Remote sensing technology, which measures objects from a distance, has advanced along with aviation technology and the use of photography for mapping and surveying. The launch of artificial satellites in the latter half of the 20th century gave humanity a new perspective from space and impressive new discoveries.
“For example, a satellite orbiting in outer space at 700 kilometers can detect an object 30 centimeters in size on the surface of the Earth. If we wave at the sky, we can be identified from outer space,” said Professor Wataru Takeuchi. That perspective is not limited to visible data.
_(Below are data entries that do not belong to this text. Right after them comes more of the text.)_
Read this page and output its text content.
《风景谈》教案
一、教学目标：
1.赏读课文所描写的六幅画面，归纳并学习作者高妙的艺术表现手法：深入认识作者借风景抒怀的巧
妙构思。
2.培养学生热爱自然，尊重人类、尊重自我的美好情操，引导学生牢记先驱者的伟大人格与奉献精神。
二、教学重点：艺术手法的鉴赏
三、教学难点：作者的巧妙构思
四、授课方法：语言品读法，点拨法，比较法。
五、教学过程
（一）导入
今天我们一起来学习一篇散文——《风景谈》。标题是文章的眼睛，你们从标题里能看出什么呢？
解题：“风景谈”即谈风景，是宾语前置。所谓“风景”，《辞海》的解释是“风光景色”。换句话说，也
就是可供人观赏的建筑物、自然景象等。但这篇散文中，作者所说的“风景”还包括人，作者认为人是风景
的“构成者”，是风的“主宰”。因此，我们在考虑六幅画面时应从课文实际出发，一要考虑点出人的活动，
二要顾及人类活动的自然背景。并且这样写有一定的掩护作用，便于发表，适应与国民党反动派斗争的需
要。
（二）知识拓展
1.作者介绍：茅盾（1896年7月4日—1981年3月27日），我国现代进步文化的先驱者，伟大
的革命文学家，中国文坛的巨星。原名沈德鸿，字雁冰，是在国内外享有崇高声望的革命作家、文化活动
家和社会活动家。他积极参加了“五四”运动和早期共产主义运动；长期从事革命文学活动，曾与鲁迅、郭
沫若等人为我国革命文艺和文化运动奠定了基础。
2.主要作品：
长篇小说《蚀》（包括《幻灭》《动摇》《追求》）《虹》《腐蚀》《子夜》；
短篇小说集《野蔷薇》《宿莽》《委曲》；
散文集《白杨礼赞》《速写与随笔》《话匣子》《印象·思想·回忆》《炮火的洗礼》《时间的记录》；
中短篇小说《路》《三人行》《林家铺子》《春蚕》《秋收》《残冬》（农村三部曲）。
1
Near-infrared, thermal infrared and microwave data can be used to determine if certain clouds are likely to bear rain, measure the distribution of heat islands on the Earth’s surface and gauge how much infrastructure, such as roads or bridges built on sandy areas, has sunk.
The aim of the Takeuchi laboratory’s research project in Indonesia was measuring the emission of carbon dioxide (CO2) gas from tropical peatland. Peat comprises dead plant matter that has accumulated over a long period but not fully decomposed. We know that in areas where underground water levels are low, the carbon in the peat oxidizes and large quantities of CO2 are released.
By analyzing the local survey findings and satellite data that showed falling water levels and temperature data across time, the team found that irrigation for agriculture had lowered water levels, and as a result, the CO2 released exceeded the carbon absorbed by plants in the process of photosynthesis.
“Such technology was historically used for military purposes, for example to locate warships at sea or to accurately launch missiles from the air. But now that we can obtain satellite data, the same technology can be applied to protecting the environment and science-driven policy. I think the future of remote sensing should be in these types of peaceful applications,” said Takeuchi.